東へ進め!お腹ぽんぽん
その後、内輪のささやかな昼食会となる。が、ルゴール辺境伯家の昼食ともなればささやかと言っても『ご馳走』なので、リュールとエルダにとってはまさに『夢のような』時間。
普段の少女達の食事は平民パン系や野菜スープにサラダ、時折魚や肉かチーズの副菜。特に不満もない慎ましい質素な食生活だが、本日の昼食会の素材は全て極上で手の込んだ多種多様な料理は盛り付けまで含めて最高級。それも『堅苦しいマナーはいらない、美味しく食べるのが唯一のマナー』とあればまさに至福そのもの。
ニコニコぱくぱくと気持ち良く食べる少女達に、食卓をともにしたルゴール家の一同は自然と笑みが零れて和やかな昼食会となった。
昼食会が済み、マリリオンに誘われたリュールとエルディオンが庭の見えるサロンで寛ぎながらまったりと語らいを満喫している。
「そうですか、ではリュールさんとエルダさんは初めての夏祭りになるのですね」
「はい。私もエルダも、今からとても楽しみにしておりますの」
「あー、今年は新規の納品許可証の件もあるから、規模も大きくなると思う。マリリオンも大分丈夫になってるんだろ?今年は街まで見物に出れそうなんじゃないか?」
「そうですね!今度、先生とも相談しておきます。僕も夏祭り、是非とも間近で見てみたいです…!」
マリリオンは今まで一度も祭り見物などをしたことがなく、土産物や土産話でしか夏祭りを知らないという。夏祭り初心者二人に、エルディオンがオススメ情報を伝授していた。
エルディナとクルス、エルダが午後の日差しを浴びて緑の葉を輝かせる庭の四阿でのんびりとお喋りを楽しんでいる。
「村では秋の収穫後に個々にお祭りをしたりするのだけど、それは豊穣への感謝の色が濃いわね。夏祭りはと言うと、景気づけやストレスの発散が目的で行われるから、それはそれは賑やかなものになるのよ」
「ガルテンやヴィーテンからも店が出るからね、屋台もひしめき合って中々のものだよ。君達も出店許可証を貰える歳になったら、お店を出すのも楽しいかもね」
「それはとても魅力的ですね!!じゃあ、今年は屋台の見学も兼ねて色んなお店を見て歩かなきゃ!」
出店許可証の話にエルダが強い関心を示し、エルディナが『いつか、二人がお店を出したら必ず行くわ』と約束をした。何気なく話題に出したクルスも、この少女達が屋台を出したら絶対に面白い事になるだろうなー…と想像していた。

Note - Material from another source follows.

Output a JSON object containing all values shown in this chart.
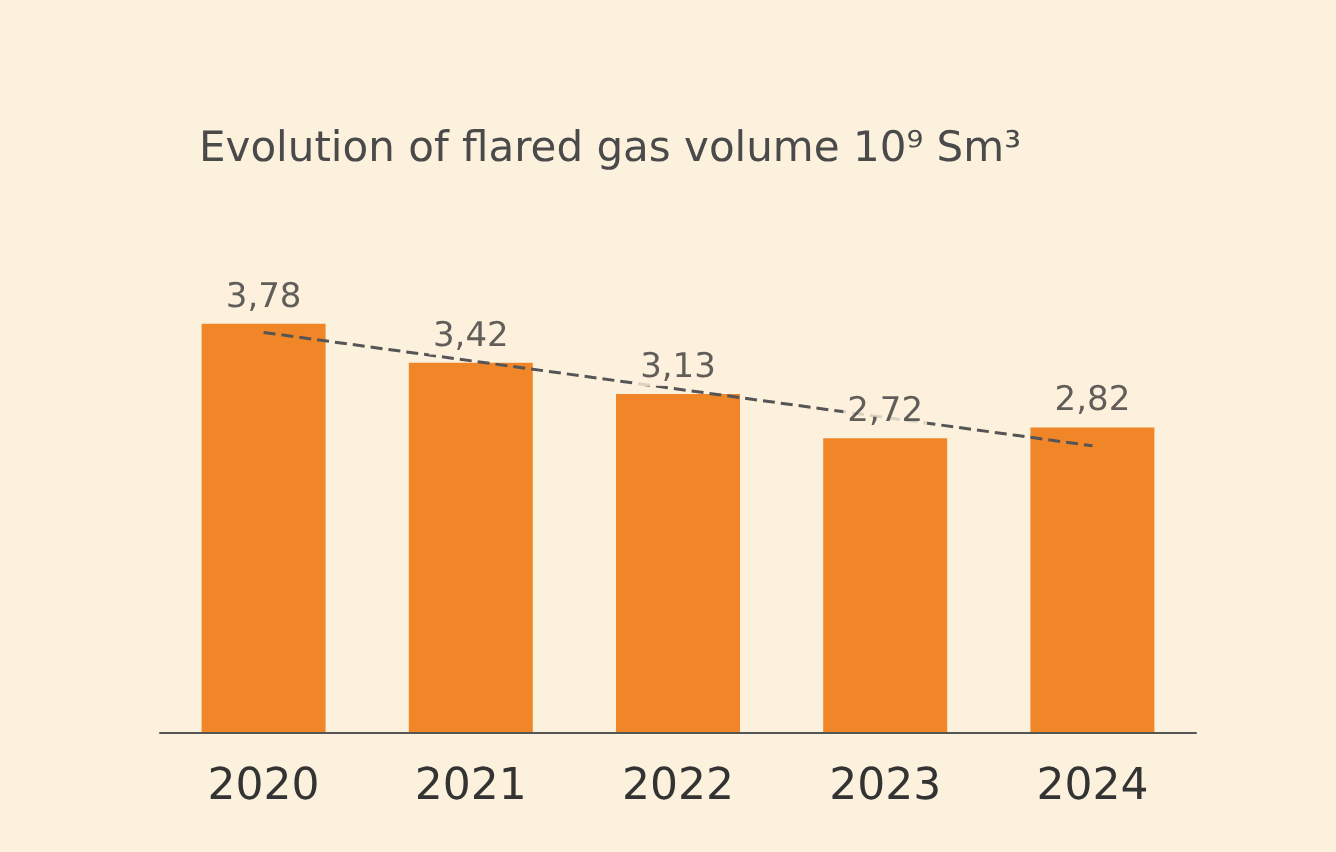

エルディオンとクルスは仕事の為、それぞれ途中退席するのを機に少女達は合理して己達も帰途へつくべく謝辞を述べて領主館を後にした。
ご馳走でお腹いっぱい、夏祭りに向けて期待で胸を膨らませた少女達はご機嫌で家へと帰りつく。まずは、と二人は仲良く並んで座り手紙の返事を書き始めた。
書きたいことは山ほどあり、書いては読み返して書き足す。長くなり過ぎたかと書き直しても、結局かなりの厚さになってしまった。
気が付けばとっくに日が傾いており、慌ただしく封をしてそれぞれ暖炉の上に返信を並べた二人は上機嫌で軽い夕食の支度へと取りかかった。